Utah beach at sunset, November 2009. Many of the booby traps set by the German army remain on display.
It is humbling at the very least to visit the Norman coast of France and stand on the beaches where the allies landed on June 6, 1944. The beaches are more often than not referred to by their wartime code names that include Omaha, Utah, Juno, Gold and Sword. We call it the invasion, the French call it La Libération...you see they had already been invaded by Germany and now the allies from the United States, England, Canada and many countries arrived to stop the enemy. They were successful but at a great price. Over 100,000 soldiers and many innocent citizens lost their lives as this allied foothold in Europe was established. I doubt anyone has stood on these gorgeous, peaceful beaches and not imagined the horror that occurred in our parents' and grandparents' lifetime. The sacrifice was immense and is recognized daily by the towns such as St. Lo, Caen, Bayeux, Arromanches and many more. It is moving to see how many businesses and private french homes display not only the French bleu, blanc, rouge flag but they also fly the American red white and blue Flag. Visiting Normandie has forever changed the way I see life and death.

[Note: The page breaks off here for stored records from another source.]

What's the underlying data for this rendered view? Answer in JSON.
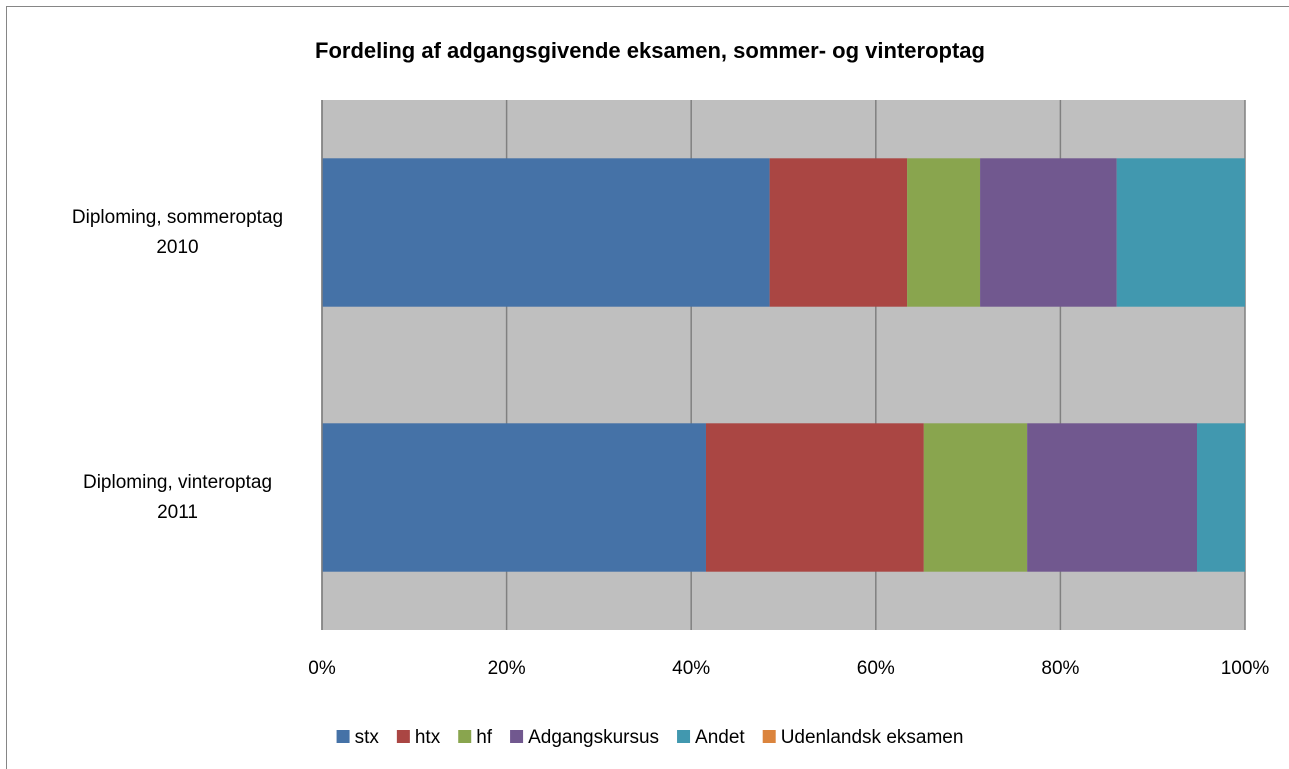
{
  "chart_data": {
    "type": "stacked-bar-horizontal",
    "title": "Fordeling af adgangsgivende eksamen, sommer- og vinteroptag",
    "categories": [
      "Diploming, sommeroptag 2010",
      "Diploming, vinteroptag 2011"
    ],
    "series": [
      {
        "name": "stx",
        "color": "#4572a7",
        "values": [
          48.5,
          41.6
        ]
      },
      {
        "name": "htx",
        "color": "#aa4643",
        "values": [
          14.9,
          23.6
        ]
      },
      {
        "name": "hf",
        "color": "#89a54e",
        "values": [
          7.9,
          11.2
        ]
      },
      {
        "name": "Adgangskursus",
        "color": "#71588f",
        "values": [
          14.8,
          18.4
        ]
      },
      {
        "name": "Andet",
        "color": "#4198af",
        "values": [
          13.9,
          5.2
        ]
      },
      {
        "name": "Udenlandsk eksamen",
        "color": "#db843d",
        "values": [
          0,
          0
        ]
      }
    ],
    "xlim": [
      0,
      100
    ],
    "xticks": [
      {
        "value": 0,
        "label": "0%"
      },
      {
        "value": 20,
        "label": "20%"
      },
      {
        "value": 40,
        "label": "40%"
      },
      {
        "value": 60,
        "label": "60%"
      },
      {
        "value": 80,
        "label": "80%"
      },
      {
        "value": 100,
        "label": "100%"
      }
    ],
    "grid": true,
    "legend": "bottom"
  }
}
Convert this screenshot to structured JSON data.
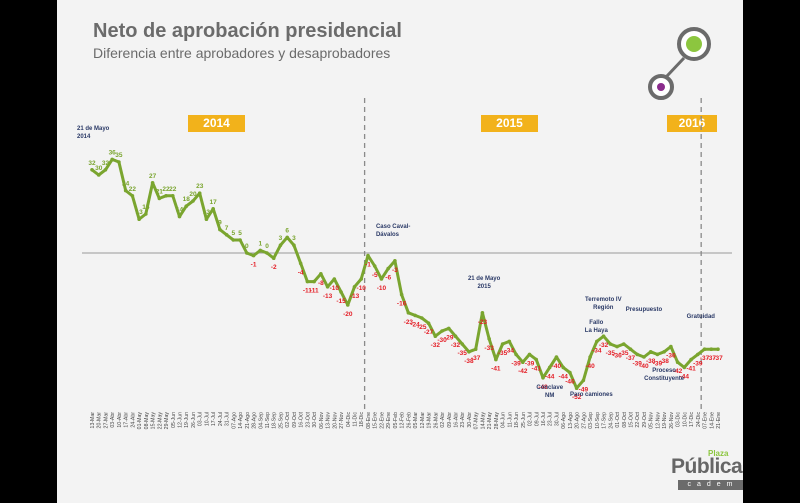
{
  "title": "Neto de aprobación presidencial",
  "subtitle": "Diferencia entre aprobadores y desaprobadores",
  "years": [
    "2014",
    "2015",
    "2016"
  ],
  "logo": {
    "main": "Pública",
    "sup": "Plaza",
    "sub": "cadem"
  },
  "colors": {
    "line": "#7aa52f",
    "positive": "#7aa52f",
    "negative": "#e41e26",
    "year_box": "#f2b21b",
    "accent_green": "#8cc63f",
    "accent_purple": "#8a2b8c"
  },
  "chart_data": {
    "type": "line",
    "title": "Neto de aprobación presidencial",
    "subtitle": "Diferencia entre aprobadores y desaprobadores",
    "xlabel": "",
    "ylabel": "",
    "ylim": [
      -60,
      45
    ],
    "grid": false,
    "x": [
      "13-Mar",
      "20-Mar",
      "27-Mar",
      "03-Abr",
      "10-Abr",
      "17-Abr",
      "24-Abr",
      "01-May",
      "08-May",
      "15-May",
      "22-May",
      "29-May",
      "05-Jun",
      "12-Jun",
      "19-Jun",
      "26-Jun",
      "03-Jul",
      "10-Jul",
      "17-Jul",
      "24-Jul",
      "31-Jul",
      "07-Ago",
      "14-Ago",
      "21-Ago",
      "28-Ago",
      "04-Sep",
      "11-Sep",
      "18-Sep",
      "25-Sep",
      "02-Oct",
      "09-Oct",
      "16-Oct",
      "23-Oct",
      "30-Oct",
      "06-Nov",
      "13-Nov",
      "20-Nov",
      "27-Nov",
      "04-Dic",
      "11-Dic",
      "18-Dic",
      "08-Ene",
      "15-Ene",
      "22-Ene",
      "29-Ene",
      "05-Feb",
      "12-Feb",
      "26-Feb",
      "05-Mar",
      "12-Mar",
      "19-Mar",
      "26-Mar",
      "02-Abr",
      "09-Abr",
      "16-Abr",
      "23-Abr",
      "30-Abr",
      "07-May",
      "14-May",
      "21-May",
      "28-May",
      "04-Jun",
      "11-Jun",
      "18-Jun",
      "25-Jun",
      "02-Jul",
      "09-Jul",
      "16-Jul",
      "23-Jul",
      "30-Jul",
      "06-Ago",
      "13-Ago",
      "20-Ago",
      "27-Ago",
      "03-Sep",
      "10-Sep",
      "17-Sep",
      "24-Sep",
      "01-Oct",
      "08-Oct",
      "15-Oct",
      "22-Oct",
      "29-Oct",
      "05-Nov",
      "12-Nov",
      "19-Nov",
      "26-Nov",
      "03-Dic",
      "10-Dic",
      "17-Dic",
      "24-Dic",
      "07-Ene",
      "14-Ene",
      "21-Ene"
    ],
    "values": [
      32,
      30,
      32,
      36,
      35,
      24,
      22,
      13,
      15,
      27,
      21,
      22,
      22,
      14,
      18,
      20,
      23,
      13,
      17,
      9,
      7,
      5,
      5,
      0,
      -1,
      1,
      0,
      -2,
      3,
      6,
      3,
      -4,
      -11,
      -11,
      -8,
      -13,
      -10,
      -15,
      -20,
      -13,
      -10,
      -1,
      -5,
      -10,
      -6,
      -3,
      -16,
      -23,
      -24,
      -25,
      -27,
      -32,
      -30,
      -29,
      -32,
      -35,
      -38,
      -37,
      -23,
      -33,
      -41,
      -35,
      -34,
      -39,
      -42,
      -39,
      -41,
      -48,
      -44,
      -40,
      -44,
      -46,
      -52,
      -49,
      -40,
      -34,
      -32,
      -35,
      -36,
      -35,
      -37,
      -39,
      -40,
      -38,
      -39,
      -38,
      -36,
      -42,
      -44,
      -41,
      -39,
      -37,
      -37,
      -37
    ],
    "annotations": [
      {
        "text": "21 de Mayo 2014",
        "x": "15-May"
      },
      {
        "text": "Caso Caval-Dávalos",
        "x": "08-Ene"
      },
      {
        "text": "21 de Mayo 2015",
        "x": "21-May"
      },
      {
        "text": "Cónclave NM",
        "x": "23-Jul"
      },
      {
        "text": "Paro camiones",
        "x": "27-Ago"
      },
      {
        "text": "Fallo La Haya",
        "x": "24-Sep"
      },
      {
        "text": "Terremoto IV Región",
        "x": "24-Sep"
      },
      {
        "text": "Presupuesto",
        "x": "29-Oct"
      },
      {
        "text": "Proceso Constituyente",
        "x": "19-Nov"
      },
      {
        "text": "Gratuidad",
        "x": "24-Dic"
      }
    ],
    "year_dividers": [
      "08-Ene",
      "07-Ene"
    ]
  }
}
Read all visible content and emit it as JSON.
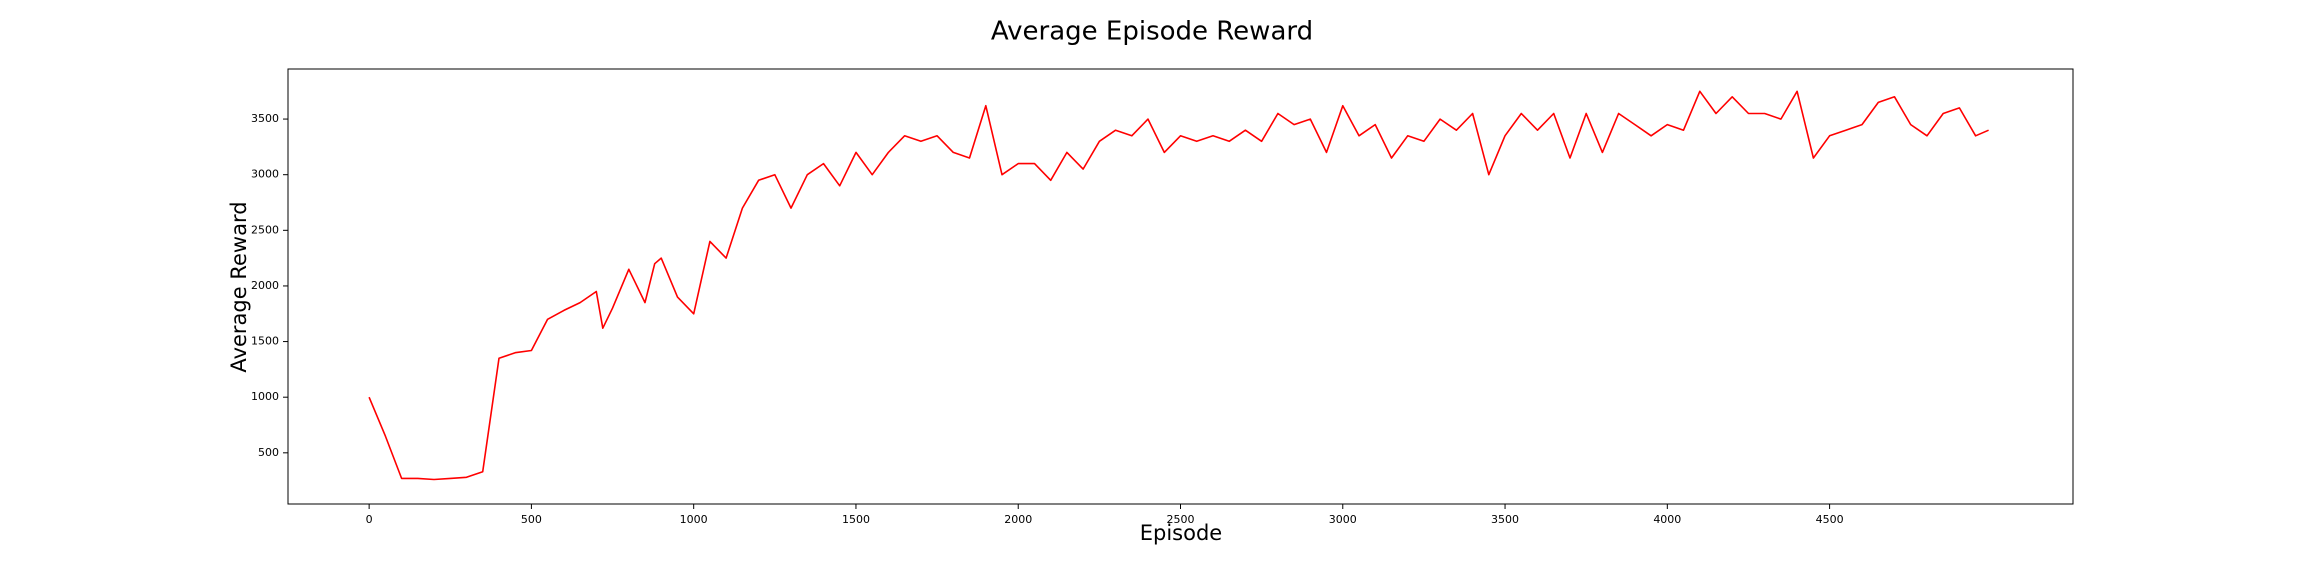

When you tour the landmarks and museums you wonder over and over and over why make a war? No one wins it. Peace is the answer.
The Cemetery and Museum are on American soil within Normandy.
We were fortunate enough to be in Bayeux on Veterans's Day where the cardinal said a mass in honor of le Débarquement et Bataille de Normandie. Many countries were represented by the veterans holding flags in the ceremony.